Brent crude oil is now trading at $ 125 a barrel, after reports that the United States is in talks with European countries and Japan to ban imports of Russian oil. Ural oil continues to have a discount of $ 23/barrel or $ 102/barrel.
Gas storage in the EU is 27.7% full and is expected to end the winter with a storage capacity of 256 TWh. On average in the previous years before the pandemic, the winter season in the EU ended with a stock of over 300 TWh (or a total of about 1/5 more than the current forecast).
The focus is gradually shifting to strategies and resources for stock recovery before next winter.

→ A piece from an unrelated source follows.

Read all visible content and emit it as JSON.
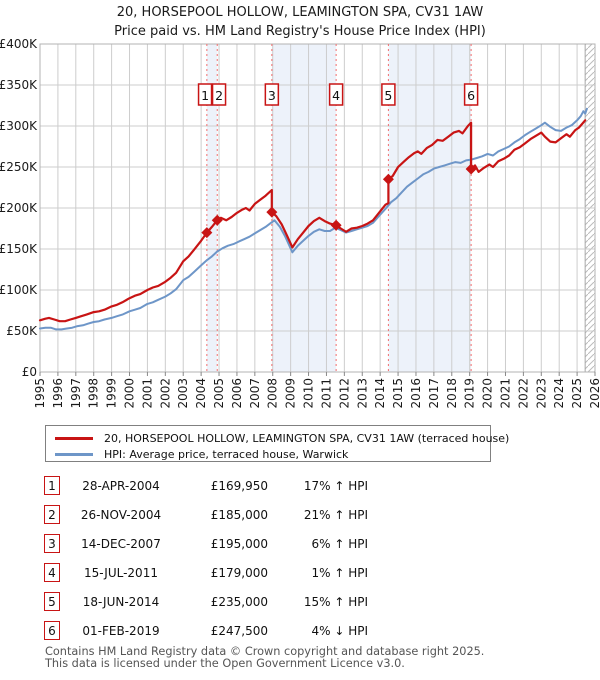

According to ENTSO-G, the EU has reduced its share of gas imports from Russia from 47% in the winter of 2021 to 28% in the winter of 2022, with the liberated market share occupied by LNG supplies from the United States. The question is at what price (according to Bruegel, at current energy prices this would cost Member States around 70 billion euros or almost six times more than in previous years).
The European Commission is likely to propose an 80% target for the EU to fill the repositories by 30 September this year, to be achieved and secured by member states. In fact, from their governments, which in some cases will require legislative changes at the national level.
The EU consumes about 524 billion cubic meters of gas a year, almost a third of which comes from Russia. Currently and in the short term there are no alternatives to its complete replacement, which means that at least in 2022 a deficit of 15-20% will be formed, which will affect both the EU energy sector and industry (consumer of raw material and / or energy).
The meeting of the EU Council of Energy Ministers (held last Monday) encouraged the acceleration of the process of connecting Ukraine's electricity grid to the mainland. This event was originally planned for 2023. From a technical point of view, this activity is within the responsibilities of ENTSO-E and they will present the specific dates and periods for this activity.
What does the connection of Ukraine's electricity system with that of the EU really mean? In short, if the Ukrainian electricity grid is connected to the EU, the EU will be responsible for maintaining a stable grid frequency in the event of a power outage in Ukraine.
Sanctions and counter-reactions
On March 1, the Prime Minister of Russia instructed the Ministry of Finance to conduct a mass buyout of shares of Russian companies at the expense of the National Welfare Fund. The total amount is up to 1 trillion rubles.
At the same time, the Central Bank of Russia has banned the withdrawal of dividends abroad, as well as the payment of interest on securities to foreign jurisdictions. The Central Bank also froze deposits of non-residents on the Russian stock market, and Putin banned the withdrawal of profits in favor of offshore parent companies.
The result - a collapse of shares of Russian companies on the London Stock Exchange. For example, since the beginning of the year, Sberbank's share prices have fallen 16.5 times. On February 28, a US depositary receipt (4 shares) fell to $ 0.9.
"On the buyout market" are not only state-owned enterprises (Sberbank, Gazprom, Rosneft, etc.), but also private ones (NOVATEK, Severstal, MMK, Phosagro, Lukoil, etc.).
Currently, shares of Russian companies are not traded on international exchanges, and the Moscow Stock Exchange canceled trading until March 9.
Russia's response includes the adoption of a list of hostile countries, including Albania, Andorra, Australia, Canada, Gibraltar, Japan, Liechtenstein, EU member states, Iceland, Micronesia, Monaco, Montenegro, New Zealand, Norway, and Northern Macedonia. , the Republic of Korea, San Marino, Singapore, Switzerland, Taiwan, the United Kingdom (including the British Virgin Islands), Ukraine and the United States.
Accordingly, all transactions and operations of Russian companies with citizens and companies from countries unfriendly to Russia must be approved by a government commission for the control of foreign investment.